1. Quels sont les destinataires de l'Opinion Pharmaceutique ? L'Opinion Pharmaceutique, est transmise, soit au prescripteur quand la réglementation l'impose, soit au médecin, quand le pharmacien l'estime opportun. L'objectif est de permettre au praticien de réagir efficacement dans un délai utile.
Le patient quant à lui a, sur sa demande, un droit d'accès permanent aux informations le concernant.
2. L'Opinion Pharmaceutique est-elle légale ?
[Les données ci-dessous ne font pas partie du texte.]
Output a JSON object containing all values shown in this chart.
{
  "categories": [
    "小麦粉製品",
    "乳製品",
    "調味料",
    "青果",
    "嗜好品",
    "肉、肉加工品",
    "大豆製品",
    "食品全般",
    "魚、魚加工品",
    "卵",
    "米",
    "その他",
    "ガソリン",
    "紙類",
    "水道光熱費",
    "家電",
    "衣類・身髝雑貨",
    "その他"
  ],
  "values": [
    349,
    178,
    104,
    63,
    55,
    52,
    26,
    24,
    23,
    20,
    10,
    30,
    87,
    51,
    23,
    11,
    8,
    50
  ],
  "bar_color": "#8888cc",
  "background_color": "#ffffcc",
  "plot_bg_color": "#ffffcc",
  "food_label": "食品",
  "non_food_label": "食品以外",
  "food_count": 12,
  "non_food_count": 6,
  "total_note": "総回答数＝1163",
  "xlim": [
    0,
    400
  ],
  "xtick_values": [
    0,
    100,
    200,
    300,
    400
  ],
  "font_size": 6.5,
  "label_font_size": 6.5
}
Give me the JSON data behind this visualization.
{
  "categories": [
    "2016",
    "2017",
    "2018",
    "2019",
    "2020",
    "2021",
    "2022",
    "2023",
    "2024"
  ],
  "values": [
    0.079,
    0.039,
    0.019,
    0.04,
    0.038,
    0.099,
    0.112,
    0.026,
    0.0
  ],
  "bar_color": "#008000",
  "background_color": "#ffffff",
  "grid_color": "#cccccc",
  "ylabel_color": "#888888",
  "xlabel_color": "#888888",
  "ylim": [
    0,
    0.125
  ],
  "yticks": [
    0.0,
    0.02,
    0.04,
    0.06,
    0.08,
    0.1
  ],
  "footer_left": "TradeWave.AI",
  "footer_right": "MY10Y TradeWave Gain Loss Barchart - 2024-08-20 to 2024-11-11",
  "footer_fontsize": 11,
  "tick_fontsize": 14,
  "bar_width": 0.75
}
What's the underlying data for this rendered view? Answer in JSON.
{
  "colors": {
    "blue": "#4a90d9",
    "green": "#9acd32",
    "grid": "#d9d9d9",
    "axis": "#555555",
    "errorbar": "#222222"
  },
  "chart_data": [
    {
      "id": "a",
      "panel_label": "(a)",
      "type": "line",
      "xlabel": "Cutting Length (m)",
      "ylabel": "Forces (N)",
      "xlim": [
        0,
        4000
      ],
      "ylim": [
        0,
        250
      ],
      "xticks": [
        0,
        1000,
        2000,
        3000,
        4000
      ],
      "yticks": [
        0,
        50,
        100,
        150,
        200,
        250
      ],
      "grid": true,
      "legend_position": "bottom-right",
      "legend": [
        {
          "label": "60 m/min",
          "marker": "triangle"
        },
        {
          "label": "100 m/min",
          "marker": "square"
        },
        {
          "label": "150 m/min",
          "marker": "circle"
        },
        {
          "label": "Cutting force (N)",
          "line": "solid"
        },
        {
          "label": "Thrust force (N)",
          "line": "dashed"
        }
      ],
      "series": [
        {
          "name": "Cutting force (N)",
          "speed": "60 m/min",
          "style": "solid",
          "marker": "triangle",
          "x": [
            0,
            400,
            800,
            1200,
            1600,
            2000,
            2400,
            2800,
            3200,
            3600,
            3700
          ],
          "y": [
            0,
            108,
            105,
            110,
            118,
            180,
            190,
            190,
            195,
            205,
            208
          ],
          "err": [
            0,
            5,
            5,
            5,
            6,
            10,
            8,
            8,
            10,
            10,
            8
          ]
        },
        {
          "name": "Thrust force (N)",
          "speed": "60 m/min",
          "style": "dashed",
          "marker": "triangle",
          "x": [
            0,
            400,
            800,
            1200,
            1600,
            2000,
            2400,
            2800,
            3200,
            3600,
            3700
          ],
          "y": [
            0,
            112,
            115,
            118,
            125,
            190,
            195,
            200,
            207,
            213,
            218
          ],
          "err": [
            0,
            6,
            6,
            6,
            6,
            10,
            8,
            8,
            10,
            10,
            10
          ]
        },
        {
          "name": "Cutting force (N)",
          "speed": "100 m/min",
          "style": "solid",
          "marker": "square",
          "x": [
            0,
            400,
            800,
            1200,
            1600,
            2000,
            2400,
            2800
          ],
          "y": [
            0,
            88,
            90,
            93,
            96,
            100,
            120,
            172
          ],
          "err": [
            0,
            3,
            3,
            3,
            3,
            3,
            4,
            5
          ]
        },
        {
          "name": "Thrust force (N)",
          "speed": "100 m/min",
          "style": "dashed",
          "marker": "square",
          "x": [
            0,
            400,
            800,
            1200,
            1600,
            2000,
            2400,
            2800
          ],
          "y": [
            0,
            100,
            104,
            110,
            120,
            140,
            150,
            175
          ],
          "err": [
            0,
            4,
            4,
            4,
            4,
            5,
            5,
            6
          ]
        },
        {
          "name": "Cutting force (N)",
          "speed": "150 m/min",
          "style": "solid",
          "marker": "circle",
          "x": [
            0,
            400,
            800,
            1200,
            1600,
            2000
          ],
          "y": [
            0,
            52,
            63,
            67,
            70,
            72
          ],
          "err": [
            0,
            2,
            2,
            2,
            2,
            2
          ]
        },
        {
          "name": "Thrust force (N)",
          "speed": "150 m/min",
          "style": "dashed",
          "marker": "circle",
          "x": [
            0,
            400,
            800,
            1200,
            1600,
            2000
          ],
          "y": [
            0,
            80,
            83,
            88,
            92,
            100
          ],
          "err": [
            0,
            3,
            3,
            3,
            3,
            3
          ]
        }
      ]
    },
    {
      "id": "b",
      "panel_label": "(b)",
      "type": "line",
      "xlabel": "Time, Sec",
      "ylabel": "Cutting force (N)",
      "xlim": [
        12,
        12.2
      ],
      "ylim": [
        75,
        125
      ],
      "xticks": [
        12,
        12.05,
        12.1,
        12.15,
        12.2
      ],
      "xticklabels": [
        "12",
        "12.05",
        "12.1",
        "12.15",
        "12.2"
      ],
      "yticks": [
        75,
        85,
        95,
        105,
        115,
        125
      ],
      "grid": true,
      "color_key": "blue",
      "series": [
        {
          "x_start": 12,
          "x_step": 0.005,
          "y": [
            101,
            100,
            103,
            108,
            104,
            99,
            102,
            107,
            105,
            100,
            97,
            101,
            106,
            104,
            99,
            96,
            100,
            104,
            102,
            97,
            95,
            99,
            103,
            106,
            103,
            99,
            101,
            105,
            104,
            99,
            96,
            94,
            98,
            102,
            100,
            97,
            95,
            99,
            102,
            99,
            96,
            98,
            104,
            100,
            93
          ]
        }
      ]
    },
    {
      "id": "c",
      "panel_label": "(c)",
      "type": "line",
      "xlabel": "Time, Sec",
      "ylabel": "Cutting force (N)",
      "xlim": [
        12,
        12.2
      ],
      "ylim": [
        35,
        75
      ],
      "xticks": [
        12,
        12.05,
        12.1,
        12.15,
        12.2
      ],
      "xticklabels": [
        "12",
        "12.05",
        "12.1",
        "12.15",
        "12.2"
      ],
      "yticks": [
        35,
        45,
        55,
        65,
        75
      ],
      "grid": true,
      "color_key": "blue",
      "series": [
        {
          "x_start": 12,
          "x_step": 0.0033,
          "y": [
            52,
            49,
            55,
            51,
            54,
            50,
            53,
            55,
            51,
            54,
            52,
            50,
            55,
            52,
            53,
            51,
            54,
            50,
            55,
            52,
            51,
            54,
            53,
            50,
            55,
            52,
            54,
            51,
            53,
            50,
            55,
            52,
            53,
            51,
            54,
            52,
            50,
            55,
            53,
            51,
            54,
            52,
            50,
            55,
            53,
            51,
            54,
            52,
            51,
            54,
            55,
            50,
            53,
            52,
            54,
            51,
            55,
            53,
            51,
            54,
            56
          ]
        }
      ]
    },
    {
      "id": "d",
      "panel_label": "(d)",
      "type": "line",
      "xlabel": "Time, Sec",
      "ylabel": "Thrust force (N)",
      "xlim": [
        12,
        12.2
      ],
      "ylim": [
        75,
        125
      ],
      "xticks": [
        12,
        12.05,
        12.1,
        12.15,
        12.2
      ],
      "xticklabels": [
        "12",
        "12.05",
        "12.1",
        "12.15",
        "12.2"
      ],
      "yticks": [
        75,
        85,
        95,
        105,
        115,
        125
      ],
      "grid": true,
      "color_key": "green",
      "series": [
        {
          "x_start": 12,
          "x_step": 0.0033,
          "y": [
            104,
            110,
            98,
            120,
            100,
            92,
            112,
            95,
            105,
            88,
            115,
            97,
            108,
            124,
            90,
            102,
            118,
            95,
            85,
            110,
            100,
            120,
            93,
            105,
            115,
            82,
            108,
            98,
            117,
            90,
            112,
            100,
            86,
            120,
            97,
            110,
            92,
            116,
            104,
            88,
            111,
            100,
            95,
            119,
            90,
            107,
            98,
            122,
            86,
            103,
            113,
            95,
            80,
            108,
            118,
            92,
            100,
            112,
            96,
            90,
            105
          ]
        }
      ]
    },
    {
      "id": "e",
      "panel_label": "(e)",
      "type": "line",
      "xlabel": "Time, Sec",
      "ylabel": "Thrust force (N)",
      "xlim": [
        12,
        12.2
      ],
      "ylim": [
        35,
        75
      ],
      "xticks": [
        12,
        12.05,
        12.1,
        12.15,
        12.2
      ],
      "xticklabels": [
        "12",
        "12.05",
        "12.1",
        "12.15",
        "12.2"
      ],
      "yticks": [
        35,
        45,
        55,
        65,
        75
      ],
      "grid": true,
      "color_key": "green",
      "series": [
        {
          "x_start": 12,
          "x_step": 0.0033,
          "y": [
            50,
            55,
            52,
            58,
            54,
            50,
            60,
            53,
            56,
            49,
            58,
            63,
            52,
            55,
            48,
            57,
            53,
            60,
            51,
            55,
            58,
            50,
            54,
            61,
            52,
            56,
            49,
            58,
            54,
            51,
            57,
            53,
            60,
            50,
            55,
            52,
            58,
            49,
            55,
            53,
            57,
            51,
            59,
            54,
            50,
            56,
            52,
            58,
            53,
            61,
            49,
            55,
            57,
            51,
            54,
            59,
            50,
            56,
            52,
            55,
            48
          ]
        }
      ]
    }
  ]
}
L'Opinion Pharmaceutique trouve sa source
dans le Code de la santé publique.
L'analyse pharmaceutique (art.
R.4235-48) doit en effet prendre
en compte les caractéristiques
personnelles du malade
(art.
R. 4235-61 et L.
5125-23). " L'intérêt
de la santé du patient "
est au cur de la mission de santé
publique du pharmacien d'officine. L'Opinion
Pharmaceutique ne constitue donc pas
une nouveauté réglementaire.
Seule sa formalisation grâce à
l'outil informatique est nouvelle.
3. L'Opinion Pharmaceutique engage-t-elle la responsabilité du pharmacien ?
Toute délivrance de produit de santé, qu'il soit prescrit ou non, engage la responsabilité du pharmacien,
que la trace de son acte se limite à une simple facture ou prenne la forme d'une Opinion Pharmaceutique.
4. L'Opinion Pharmaceutique est-elle confidentielle ? L'Opinion Pharmaceutique est naturellement couverte par le secret professionnel. Sa communication
à des tiers non expressément habilités est donc passible de sanctions pénales.
Il appartient au pharmacien, soumis au secret professionnel, de s'assurer de la confidentialité du mode
de transmission de l'Opinion Pharmaceutique.
5. Pourquoi le pharmacien remet-il en cause l'ordonnance du médecin ?
Le pharmacien ne remet pas en cause l'ordonnance du médecin. Au titre de sa compétence scientifique
il a pour mission légale de veiller à la bonne utilisation du médicament prescrit ou non.
Chaque fois que son analyse le conduit à constater que : • la sécurité, (risques pharmacologiques liés aux médicaments, aux interactions des produits entre eux,
ou à celles de produits avec le profil du malade), • l'efficacité, (concordance, dosage, forme, adhésion au traitement ), • le confort, (galénique ou conditionnement inadaptés ), • l'économie (rationalisation des dépenses de santé ),
mettent en cause " l'intérêt de la santé du patient ", le pharmacien est dans l'obligation d'intervenir, en concertation avec le médecin si la situation l'exige, avec pour conséquence une suspension, une modification voire un refus de sa délivrance.
6. L'Opinion Pharmaceutique concerne-t-elle les médicaments génériques ? Oui comme tous les médicaments : le générique est un médicament comme les autres !
7. Qu'est ce que la pratique de l'Opinion Pharmaceutique change pour le pharmacien ? Sur les principes fondamentaux, rien puisque l'Opinion Pharmaceutique formalise un acte déjà défini dans le Code de la santé publique, et auquel tout pharmacien doit souscrire.
Mais cette approche qualitative permet de développer un véritable suivi du malade, prévenir de façon beaucoup plus fine les risques d'échecs et d'accidents médicamenteux et promouvoir un conseil adapté aux caractéristiques personnelles de chacun.
8. Les Opinions Pharmaceutiques sont-elles conservées ?
Oui elles sont conservées avec l'accord du malade et dans le respect des lois en vigueur. C'est la mémoire des Opinions Pharmaceutiques successives qui permet précisément d'établir le profil du malade, et donc d'optimiser son suivi. Le dossier ainsi constitué est entièrement protégé par le secret professionnel, au même titre que le dossier du médecin.
9. Un préparateur peut-il émettre une Opinion Pharmaceutique ?
Un préparateur n'est habilité à délivrer que sous la responsabilité et le contrôle effectif d'un pharmacien.
En cas d'incident qui justifierait une suspension, une modification voire un refus de délivrance, l'Opinion Pharmaceutique ne peut être émise que par un pharmacien.
10. En quoi l'Opinion Pharmaceutique permet-elle un meilleur suivi du patient ?
Le processus de l'Opinion Pharmaceutique peut susciter le questionnement du malade, éventuellement celui du prescripteur, la consultation d'un historique de délivrance, l'interrogation d'une base de données d'interactions médicamenteuses, la recherche d'informations auprès de laboratoires, de services hospitaliers, etc.
Toutes ces informations constituent un ensemble de données nécessaires à une meilleur dispensation des produits de santé. Leur mémorisation à chaque dispensation, assure la prise en compte dynamique, dans la durée, des particularités du patient et donc un meilleur suivi de sa thérapeutique.